Mon parcours scolaire et plus, Yohan témoigne (25 ans).
mercredi 11 avril 2012

Je me présente, je m’appelle Yohan Guerrier né à Maubeuge près de Lille. J’ai 25 ans.

Je suis handicapé (IMC tétraplégique athétosique). Je ne mange pas seul, j’ai besoin d’une aide humaine pour me laver, me coucher, aller aux toilettes, je ne peux pas écrire ni avec un stylo ni avec un clavier, j’ai des problèmes pour parler. Malgré cela, j’ai un master 2 informatique (bac plus 5). À présent, je suis en doctorat pour travailler dans la recherche afin de trouver des solutions aux problèmes rencontrés par les handicapés dans la vie de tous les jours. Le sujet est le suivant : « Aide logicielle centrée contexte pour la saisie d’information en situation dégradée, Application à des utilisateurs handicapés moteurs dans des contextes liés au transport et aux activités journalières ».
J’ai eu la chance de faire ma scolarité dans des écoles dites normales grâce au combat de ma famille. Voici les différentes difficultés rencontrées :

  • des profs qui ont eu peur de mon handicap.
  • j’ai eu une aide pour la prise de note pendant 3 ans (mes 2 terminales et ma première année de DUT). Les autres années, j’étais seul.
  • Des remarques difficiles à entendre (pourquoi faites-vous des études, car vous n’aurez jamais de travail ?)
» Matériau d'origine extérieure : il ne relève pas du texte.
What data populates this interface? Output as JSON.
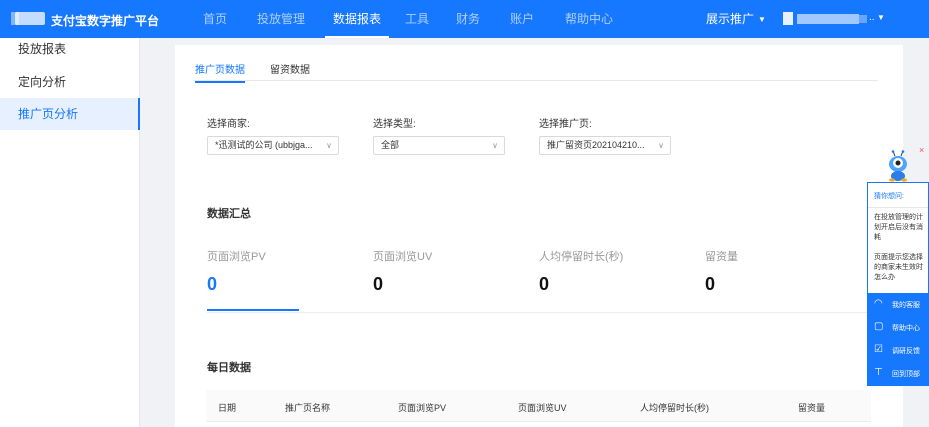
{
  "topbar": {
    "brand": "支付宝数字推广平台",
    "nav": [
      {
        "label": "首页"
      },
      {
        "label": "投放管理"
      },
      {
        "label": "数据报表"
      },
      {
        "label": "工具"
      },
      {
        "label": "财务"
      },
      {
        "label": "账户"
      },
      {
        "label": "帮助中心"
      }
    ],
    "active_nav": "数据报表",
    "promo_label": "展示推广",
    "user_suffix": ".."
  },
  "sidebar": {
    "items": [
      {
        "label": "投放报表"
      },
      {
        "label": "定向分析"
      },
      {
        "label": "推广页分析"
      }
    ],
    "active": "推广页分析"
  },
  "tabs": [
    {
      "label": "推广页数据"
    },
    {
      "label": "留资数据"
    }
  ],
  "filters": {
    "merchant": {
      "label": "选择商家:",
      "value": "*迅测试的公司 (ubbjga..."
    },
    "type": {
      "label": "选择类型:",
      "value": "全部"
    },
    "page": {
      "label": "选择推广页:",
      "value": "推广留资页202104210..."
    }
  },
  "summary": {
    "title": "数据汇总",
    "stats": [
      {
        "label": "页面浏览PV",
        "value": "0"
      },
      {
        "label": "页面浏览UV",
        "value": "0"
      },
      {
        "label": "人均停留时长(秒)",
        "value": "0"
      },
      {
        "label": "留资量",
        "value": "0"
      }
    ]
  },
  "daily": {
    "title": "每日数据",
    "columns": [
      "日期",
      "推广页名称",
      "页面浏览PV",
      "页面浏览UV",
      "人均停留时长(秒)",
      "留资量"
    ]
  },
  "helper": {
    "title": "猜你想问:",
    "questions": [
      "在投放管理的计划开启后没有消耗",
      "页面提示您选择的商家未生效时怎么办"
    ],
    "actions": [
      {
        "label": "我的客服",
        "icon": "headset-icon"
      },
      {
        "label": "帮助中心",
        "icon": "help-icon"
      },
      {
        "label": "调研反馈",
        "icon": "feedback-icon"
      },
      {
        "label": "回到顶部",
        "icon": "to-top-icon"
      }
    ],
    "close": "×"
  },
  "colors": {
    "primary": "#1677ff",
    "close": "#ff4d4f"
  }
}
Au cours de scolarité, j’ai eu 3 AVS pour la prise de notes. Les autres années, mes amis donnaient leur cours et pour les DS (devoir scolaire) c’était avec les profs quand ils voulaient sinon avec des pions. Le problème c’est qu’il faut un temps pour me comprendre et les cours n’étaient pas toujours lisibles à cause de la photocopie.
Ma première AVS c’était en terminale S, j’ai eu beaucoup problèmes. Elle venait quand elle voulait, elle faisait des histoires avec tout monde, elle ne venait pas toujours avec moi en cours… le pire l’année suivante elle continuait ce travail.
Les 2 suivants c’était des professionnels, ils avaient un diplôme dans ce domaine. Ces 2 personnes m’ont même aidé à murir et je les remercie.
Évidemment, les AVS sont indispensables, mais il faut le bon choix à l’embauche et peut être faire des tests psychologiques, car elles travaillent avec des enfants.
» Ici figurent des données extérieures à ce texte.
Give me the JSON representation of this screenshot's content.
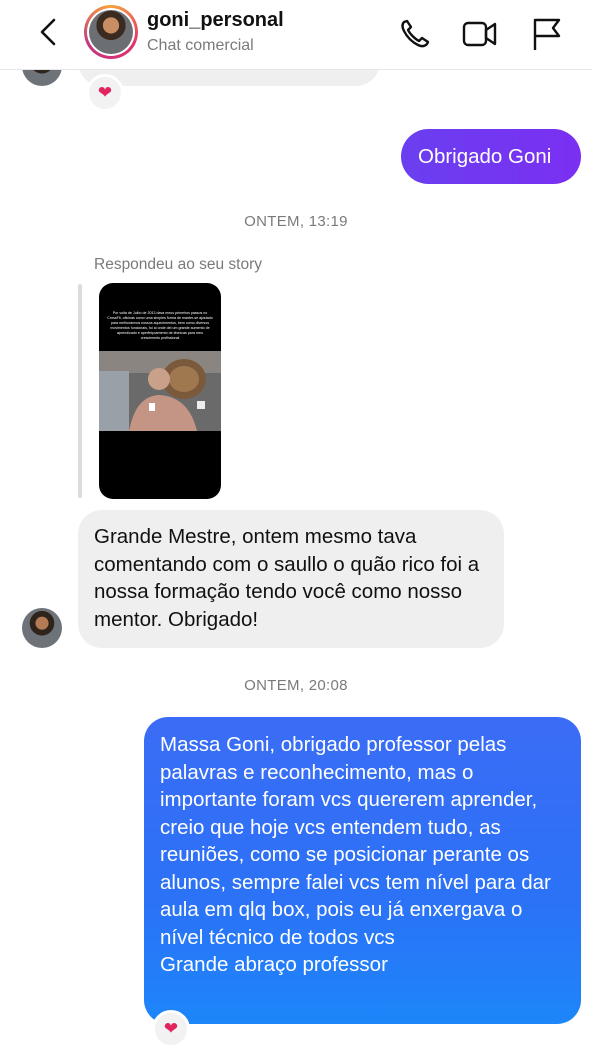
{
  "header": {
    "username": "goni_personal",
    "subtitle": "Chat comercial",
    "icons": [
      "back-arrow-icon",
      "phone-icon",
      "video-camera-icon",
      "flag-icon"
    ]
  },
  "messages": {
    "sent_1": "Obrigado Goni",
    "timestamp_1": "ONTEM, 13:19",
    "story_reply_label": "Respondeu ao seu story",
    "story_text": "Por volta de Julho de 2013 dava meus primeiros passos no CrossFit, oficinas como uma simples forma de manter-se ajustado para melhorarmos nossos aquecimentos, bem como diversos movimentos funcionais, foi aí onde dei um grande aumento de aprendizado e aperfeiçoamento de técnicas para meu crescimento profissional",
    "received_1": "Grande Mestre, ontem mesmo tava comentando com o saullo o quão rico foi a nossa formação tendo você como nosso mentor. Obrigado!",
    "timestamp_2": "ONTEM, 20:08",
    "sent_2": "Massa Goni, obrigado professor pelas palavras e reconhecimento, mas o importante foram vcs quererem aprender, creio que hoje vcs entendem tudo, as reuniões, como se posicionar perante os alunos, sempre falei vcs tem nível para dar aula em qlq box, pois eu já enxergava o nível técnico de todos vcs",
    "sent_2_b": "Grande abraço professor",
    "reaction": "❤️"
  },
  "colors": {
    "purple_bubble": "#6f3af1",
    "blue_bubble": "#2b72f7",
    "gray_bubble": "#efefef"
  }
}
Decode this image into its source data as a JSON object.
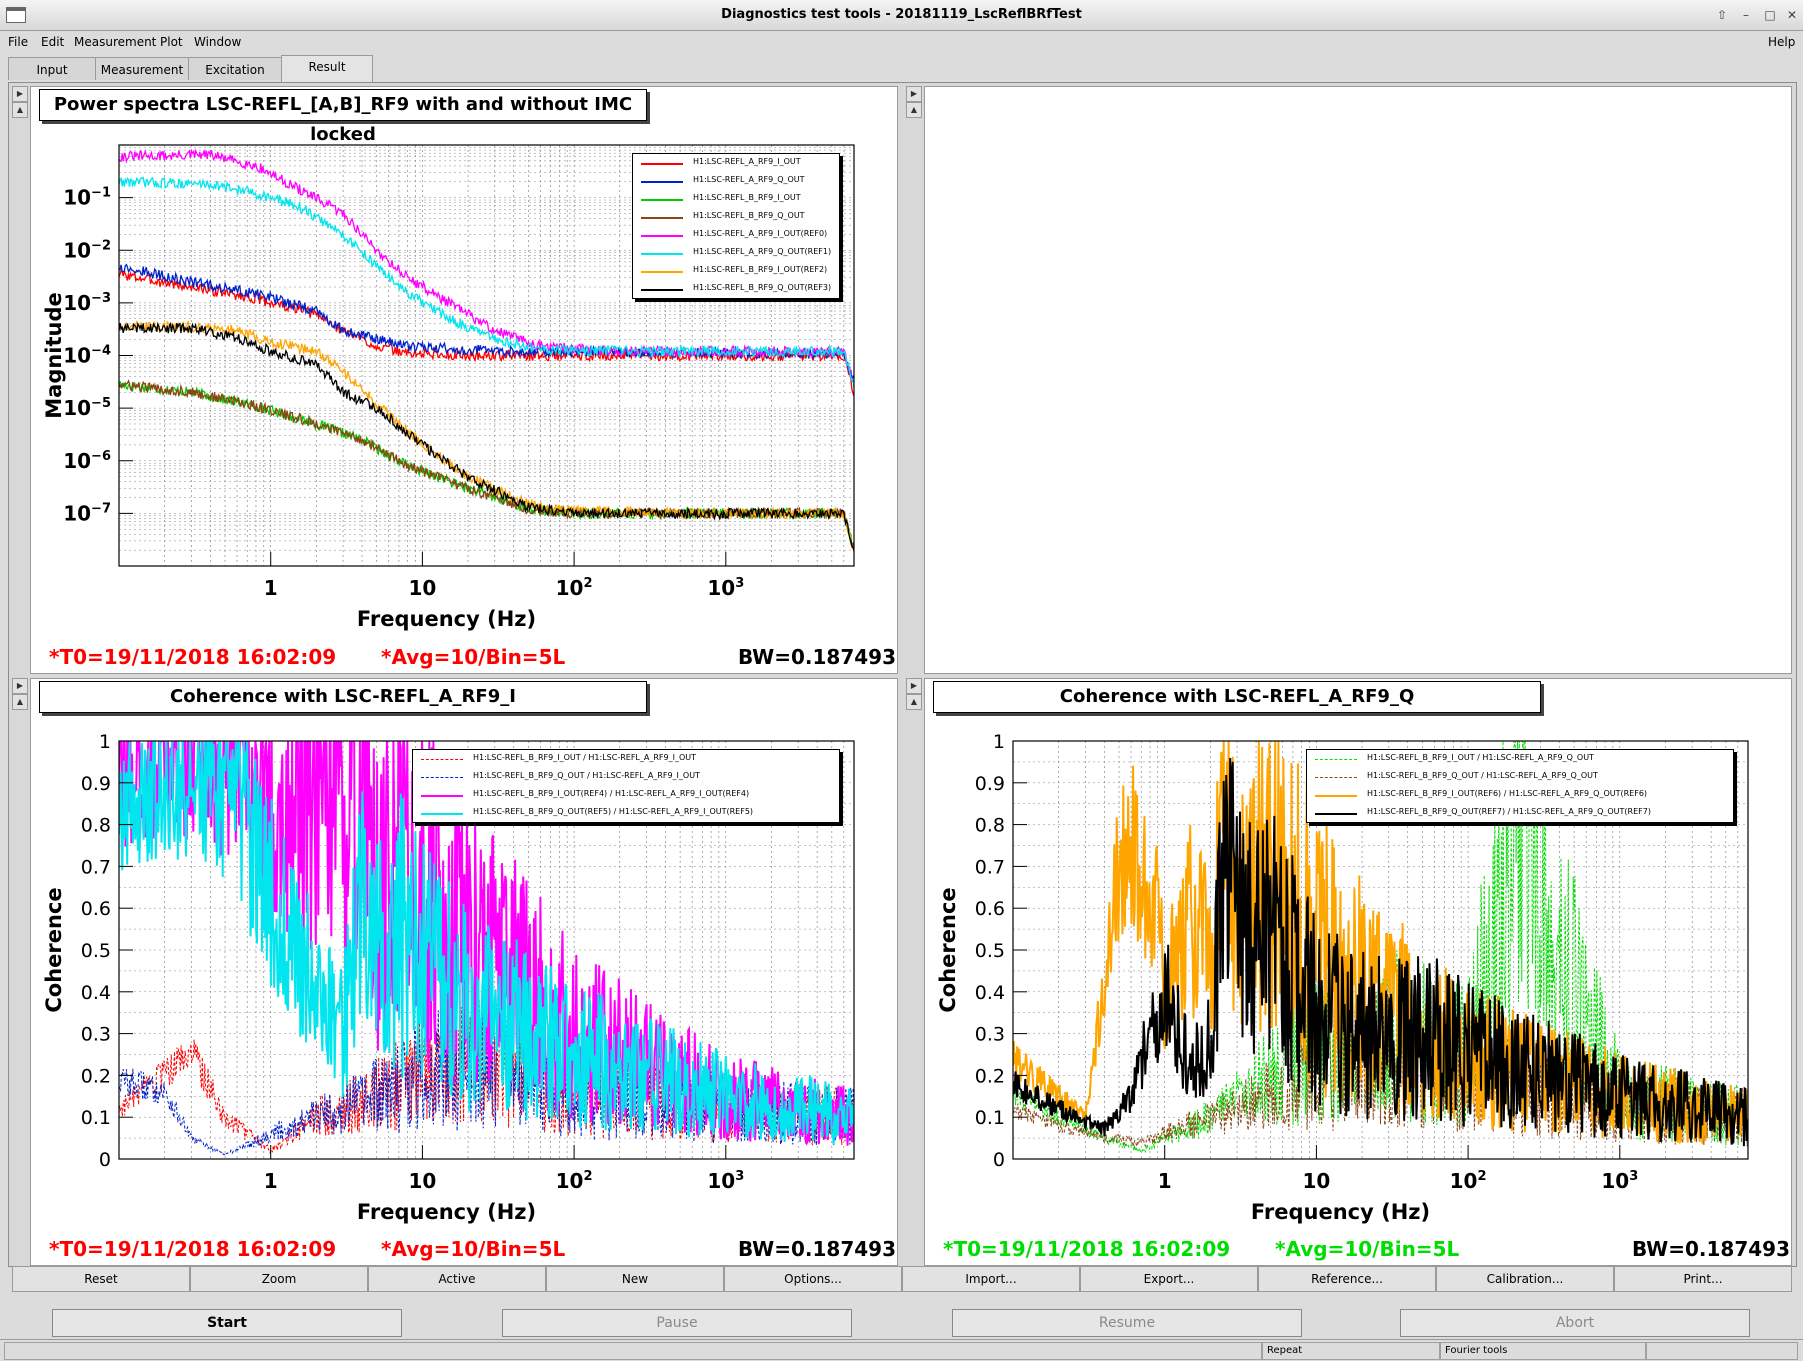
{
  "window": {
    "title": "Diagnostics test tools - 20181119_LscReflBRfTest"
  },
  "menu": {
    "file": "File",
    "edit": "Edit",
    "measurement": "Measurement",
    "plot": "Plot",
    "window": "Window",
    "help": "Help"
  },
  "tabs": [
    "Input",
    "Measurement",
    "Excitation",
    "Result"
  ],
  "active_tab": "Result",
  "pads": {
    "psd": {
      "title": "Power spectra LSC-REFL_[A,B]_RF9 with and without IMC locked",
      "xlabel": "Frequency (Hz)",
      "ylabel": "Magnitude",
      "t0": "*T0=19/11/2018 16:02:09",
      "avg": "*Avg=10/Bin=5L",
      "bw": "BW=0.187493",
      "stat_color": "#ff0000"
    },
    "coh_i": {
      "title": "Coherence with LSC-REFL_A_RF9_I",
      "xlabel": "Frequency (Hz)",
      "ylabel": "Coherence",
      "t0": "*T0=19/11/2018 16:02:09",
      "avg": "*Avg=10/Bin=5L",
      "bw": "BW=0.187493",
      "stat_color": "#ff0000"
    },
    "coh_q": {
      "title": "Coherence with LSC-REFL_A_RF9_Q",
      "xlabel": "Frequency (Hz)",
      "ylabel": "Coherence",
      "t0": "*T0=19/11/2018 16:02:09",
      "avg": "*Avg=10/Bin=5L",
      "bw": "BW=0.187493",
      "stat_color": "#00dd00"
    }
  },
  "chart_data": [
    {
      "type": "line",
      "title": "Power spectra LSC-REFL_[A,B]_RF9 with and without IMC locked",
      "xlabel": "Frequency (Hz)",
      "ylabel": "Magnitude",
      "xscale": "log",
      "yscale": "log",
      "xlim": [
        0.1,
        7000
      ],
      "ylim": [
        1e-08,
        1
      ],
      "xticks": [
        "1",
        "10",
        "10^2",
        "10^3"
      ],
      "yticks": [
        "10^-7",
        "10^-6",
        "10^-5",
        "10^-4",
        "10^-3",
        "10^-2",
        "10^-1"
      ],
      "grid": true,
      "legend_position": "top-right",
      "series": [
        {
          "name": "H1:LSC-REFL_A_RF9_I_OUT",
          "color": "#ff0000",
          "dash": false,
          "x": [
            0.1,
            0.3,
            0.8,
            2,
            3,
            5,
            8,
            20,
            50,
            100,
            1000,
            6000,
            7000
          ],
          "y": [
            0.0035,
            0.002,
            0.0012,
            0.0006,
            0.0003,
            0.00015,
            0.00011,
            0.0001,
            0.0001,
            0.0001,
            0.0001,
            0.0001,
            2e-05
          ]
        },
        {
          "name": "H1:LSC-REFL_A_RF9_Q_OUT",
          "color": "#0022cc",
          "dash": false,
          "x": [
            0.1,
            0.3,
            0.8,
            2,
            3,
            5,
            8,
            20,
            50,
            100,
            1000,
            6000,
            7000
          ],
          "y": [
            0.005,
            0.0025,
            0.0015,
            0.0007,
            0.0003,
            0.0002,
            0.00015,
            0.00013,
            0.00012,
            0.00012,
            0.00011,
            0.00011,
            3e-05
          ]
        },
        {
          "name": "H1:LSC-REFL_B_RF9_I_OUT",
          "color": "#00cc00",
          "dash": false,
          "x": [
            0.1,
            0.3,
            0.8,
            2,
            4,
            8,
            20,
            50,
            100,
            1000,
            6000,
            7000
          ],
          "y": [
            2.8e-05,
            2e-05,
            1.1e-05,
            5e-06,
            2.5e-06,
            8e-07,
            3e-07,
            1.2e-07,
            1e-07,
            1e-07,
            1e-07,
            2e-08
          ]
        },
        {
          "name": "H1:LSC-REFL_B_RF9_Q_OUT",
          "color": "#8b4513",
          "dash": false,
          "x": [
            0.1,
            0.3,
            0.8,
            2,
            4,
            8,
            20,
            50,
            100,
            1000,
            6000,
            7000
          ],
          "y": [
            2.8e-05,
            2e-05,
            1.1e-05,
            5e-06,
            2.5e-06,
            8e-07,
            3e-07,
            1.2e-07,
            1e-07,
            1e-07,
            1e-07,
            2e-08
          ]
        },
        {
          "name": "H1:LSC-REFL_A_RF9_I_OUT(REF0)",
          "color": "#ff00ff",
          "dash": false,
          "x": [
            0.1,
            0.4,
            0.8,
            1.5,
            3,
            5,
            8,
            15,
            30,
            60,
            200,
            1000,
            6000,
            7000
          ],
          "y": [
            0.6,
            0.65,
            0.4,
            0.15,
            0.05,
            0.01,
            0.003,
            0.001,
            0.0003,
            0.00015,
            0.00012,
            0.00012,
            0.00012,
            3e-05
          ]
        },
        {
          "name": "H1:LSC-REFL_A_RF9_Q_OUT(REF1)",
          "color": "#00e5ee",
          "dash": false,
          "x": [
            0.1,
            0.4,
            0.8,
            1.5,
            3,
            5,
            8,
            15,
            30,
            60,
            200,
            1000,
            6000,
            7000
          ],
          "y": [
            0.2,
            0.18,
            0.12,
            0.07,
            0.02,
            0.005,
            0.0015,
            0.0005,
            0.0002,
            0.00013,
            0.00012,
            0.00012,
            0.00012,
            3e-05
          ]
        },
        {
          "name": "H1:LSC-REFL_B_RF9_I_OUT(REF2)",
          "color": "#ffa500",
          "dash": false,
          "x": [
            0.1,
            0.3,
            0.6,
            1,
            2,
            3,
            5,
            10,
            20,
            50,
            100,
            1000,
            6000,
            7000
          ],
          "y": [
            0.00035,
            0.00035,
            0.0003,
            0.00018,
            0.00012,
            5e-05,
            1.2e-05,
            2e-06,
            5e-07,
            1.5e-07,
            1.1e-07,
            1e-07,
            1e-07,
            2e-08
          ]
        },
        {
          "name": "H1:LSC-REFL_B_RF9_Q_OUT(REF3)",
          "color": "#000000",
          "dash": false,
          "x": [
            0.1,
            0.3,
            0.6,
            1,
            2,
            3,
            5,
            10,
            20,
            50,
            100,
            1000,
            6000,
            7000
          ],
          "y": [
            0.00033,
            0.00033,
            0.00022,
            0.00012,
            7e-05,
            2e-05,
            1e-05,
            2e-06,
            5e-07,
            1.3e-07,
            1e-07,
            1e-07,
            1e-07,
            2e-08
          ]
        }
      ]
    },
    {
      "type": "line",
      "title": "Coherence with LSC-REFL_A_RF9_I",
      "xlabel": "Frequency (Hz)",
      "ylabel": "Coherence",
      "xscale": "log",
      "xlim": [
        0.1,
        7000
      ],
      "ylim": [
        0,
        1
      ],
      "yticks": [
        "0",
        "0.1",
        "0.2",
        "0.3",
        "0.4",
        "0.5",
        "0.6",
        "0.7",
        "0.8",
        "0.9",
        "1"
      ],
      "xticks": [
        "1",
        "10",
        "10^2",
        "10^3"
      ],
      "grid": true,
      "legend_position": "top-right",
      "series": [
        {
          "name": "H1:LSC-REFL_B_RF9_I_OUT / H1:LSC-REFL_A_RF9_I_OUT",
          "color": "#ff0000",
          "dash": true,
          "x": [
            0.1,
            0.2,
            0.3,
            0.5,
            1,
            2,
            5,
            10,
            30,
            100,
            1000,
            7000
          ],
          "y": [
            0.12,
            0.2,
            0.26,
            0.1,
            0.02,
            0.1,
            0.15,
            0.2,
            0.25,
            0.15,
            0.12,
            0.1
          ]
        },
        {
          "name": "H1:LSC-REFL_B_RF9_Q_OUT / H1:LSC-REFL_A_RF9_I_OUT",
          "color": "#0022cc",
          "dash": true,
          "x": [
            0.1,
            0.2,
            0.3,
            0.5,
            1,
            2,
            5,
            10,
            30,
            100,
            1000,
            7000
          ],
          "y": [
            0.19,
            0.16,
            0.05,
            0.01,
            0.06,
            0.1,
            0.15,
            0.2,
            0.25,
            0.15,
            0.12,
            0.1
          ]
        },
        {
          "name": "H1:LSC-REFL_B_RF9_I_OUT(REF4) / H1:LSC-REFL_A_RF9_I_OUT(REF4)",
          "color": "#ff00ff",
          "dash": false,
          "x": [
            0.1,
            0.2,
            0.4,
            0.6,
            0.8,
            1,
            1.5,
            2,
            3,
            4,
            5,
            8,
            10,
            20,
            50,
            100,
            1000,
            7000
          ],
          "y": [
            0.92,
            0.93,
            0.97,
            0.96,
            0.9,
            0.85,
            0.8,
            0.9,
            0.75,
            0.95,
            0.6,
            0.8,
            0.7,
            0.5,
            0.4,
            0.3,
            0.15,
            0.1
          ]
        },
        {
          "name": "H1:LSC-REFL_B_RF9_Q_OUT(REF5) / H1:LSC-REFL_A_RF9_I_OUT(REF5)",
          "color": "#00e5ee",
          "dash": false,
          "x": [
            0.1,
            0.2,
            0.4,
            0.6,
            0.8,
            1,
            1.5,
            2,
            3,
            4,
            5,
            8,
            10,
            20,
            50,
            100,
            1000,
            7000
          ],
          "y": [
            0.85,
            0.88,
            0.92,
            0.85,
            0.75,
            0.65,
            0.5,
            0.4,
            0.3,
            0.6,
            0.5,
            0.55,
            0.45,
            0.35,
            0.3,
            0.25,
            0.15,
            0.1
          ]
        }
      ]
    },
    {
      "type": "line",
      "title": "Coherence with LSC-REFL_A_RF9_Q",
      "xlabel": "Frequency (Hz)",
      "ylabel": "Coherence",
      "xscale": "log",
      "xlim": [
        0.1,
        7000
      ],
      "ylim": [
        0,
        1
      ],
      "yticks": [
        "0",
        "0.1",
        "0.2",
        "0.3",
        "0.4",
        "0.5",
        "0.6",
        "0.7",
        "0.8",
        "0.9",
        "1"
      ],
      "xticks": [
        "1",
        "10",
        "10^2",
        "10^3"
      ],
      "grid": true,
      "legend_position": "top-right",
      "series": [
        {
          "name": "H1:LSC-REFL_B_RF9_I_OUT / H1:LSC-REFL_A_RF9_Q_OUT",
          "color": "#00dd00",
          "dash": true,
          "x": [
            0.1,
            0.2,
            0.4,
            0.7,
            1,
            2,
            5,
            10,
            30,
            100,
            200,
            1000,
            7000
          ],
          "y": [
            0.15,
            0.1,
            0.05,
            0.02,
            0.05,
            0.1,
            0.2,
            0.25,
            0.3,
            0.25,
            0.75,
            0.15,
            0.1
          ]
        },
        {
          "name": "H1:LSC-REFL_B_RF9_Q_OUT / H1:LSC-REFL_A_RF9_Q_OUT",
          "color": "#8b4513",
          "dash": true,
          "x": [
            0.1,
            0.2,
            0.4,
            0.7,
            1,
            2,
            5,
            10,
            30,
            100,
            1000,
            7000
          ],
          "y": [
            0.12,
            0.08,
            0.05,
            0.04,
            0.06,
            0.1,
            0.15,
            0.2,
            0.25,
            0.2,
            0.12,
            0.1
          ]
        },
        {
          "name": "H1:LSC-REFL_B_RF9_I_OUT(REF6) / H1:LSC-REFL_A_RF9_Q_OUT(REF6)",
          "color": "#ffa500",
          "dash": false,
          "x": [
            0.1,
            0.2,
            0.3,
            0.5,
            0.6,
            0.7,
            0.8,
            1,
            1.5,
            2,
            2.5,
            3,
            5,
            8,
            10,
            20,
            50,
            100,
            1000,
            7000
          ],
          "y": [
            0.24,
            0.15,
            0.1,
            0.7,
            0.77,
            0.6,
            0.7,
            0.4,
            0.6,
            0.5,
            0.8,
            0.6,
            0.7,
            0.6,
            0.5,
            0.4,
            0.3,
            0.25,
            0.15,
            0.1
          ]
        },
        {
          "name": "H1:LSC-REFL_B_RF9_Q_OUT(REF7) / H1:LSC-REFL_A_RF9_Q_OUT(REF7)",
          "color": "#000000",
          "dash": false,
          "x": [
            0.1,
            0.2,
            0.4,
            0.6,
            0.8,
            1,
            1.5,
            2,
            2.5,
            3,
            4,
            5,
            8,
            10,
            20,
            50,
            100,
            1000,
            7000
          ],
          "y": [
            0.18,
            0.12,
            0.07,
            0.15,
            0.3,
            0.4,
            0.2,
            0.3,
            0.7,
            0.6,
            0.5,
            0.55,
            0.4,
            0.35,
            0.3,
            0.3,
            0.25,
            0.15,
            0.1
          ]
        }
      ]
    }
  ],
  "buttons": [
    "Reset",
    "Zoom",
    "Active",
    "New",
    "Options...",
    "Import...",
    "Export...",
    "Reference...",
    "Calibration...",
    "Print..."
  ],
  "controls": {
    "start": "Start",
    "pause": "Pause",
    "resume": "Resume",
    "abort": "Abort"
  },
  "status": {
    "repeat": "Repeat",
    "fourier": "Fourier tools"
  }
}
Je ne trouve pas normal qu’après le BAC on ne puisse plus en avoir, car aucun organisme ne veut les financer. J’ai eu de la chance que mon IUT finance une aide la première année, mais après plus personne ne pouvait. Si je me ne trompe pas tout est organisé pour avoir une AVS avant le BAC, mais après plus rien.
Cependant, j’ai réussi grâce à ma famille, aux profs qui ont cru en moi et mes amis.
Pour arriver à ce niveau d’études, j’ai dû me battre avec l’aide de ma famille, car pour beaucoup de personnes les handicapés n’ont pas à faire d’études, car ils n’auront pas de travail. Je leur prouverai le contraire. Il ne faut pas se faire d’illusion c’est très compliqué, mais c’est faisable avec beaucoup de volonté et de courage.
Puis il y a d’autres personnes qui me prennent pour un con, exemples de propos que j’entends souvent :

  • tu me comprends quand je parle ?
  • tu sais lire ?
  • tu m’entends ?

Au début, cela m’énervait, mais maintenant cela me fait rire.
Je n’aime pas les personnes qui profitent trop de leur handicap, c’est la meilleure façon de nous mettre à part. Ces personnes veulent que le monde tourne autour du handicap, je préfère entrer dans la ronde. Le handicap n’est pas toujours facile à vivre cependant l’espoir, la joie, le combat sur la vie ou pour la vie, la famille et les amis doivent être une lumière qui nous guide sur les chemins de la vie.
Je suis né en me battant pour ma survie, je mourrai en me battant pour ma réussite.
Je terminerai avec ceci : je me bats tous les jours pour montrer à tous que le handicap n’est pas synonyme d’échec.

Nous vous remercions pour votre témoignage.


Article :

Guerrier Y., Vigouroux N., Kolski C., Vella F., Guffroy M., Teutsch P. (2020). Conception centrée utilisateur d’aides techniques pour des utilisateurs en situation de handicap avec troubles de la communication : retour d’expérience pour une participation systématique de leur écosystème. Revue des Interactions Humaines Médiatisées, 2020, 21 (1), pp. 29-56

Lire l’article : http://rihm.fr.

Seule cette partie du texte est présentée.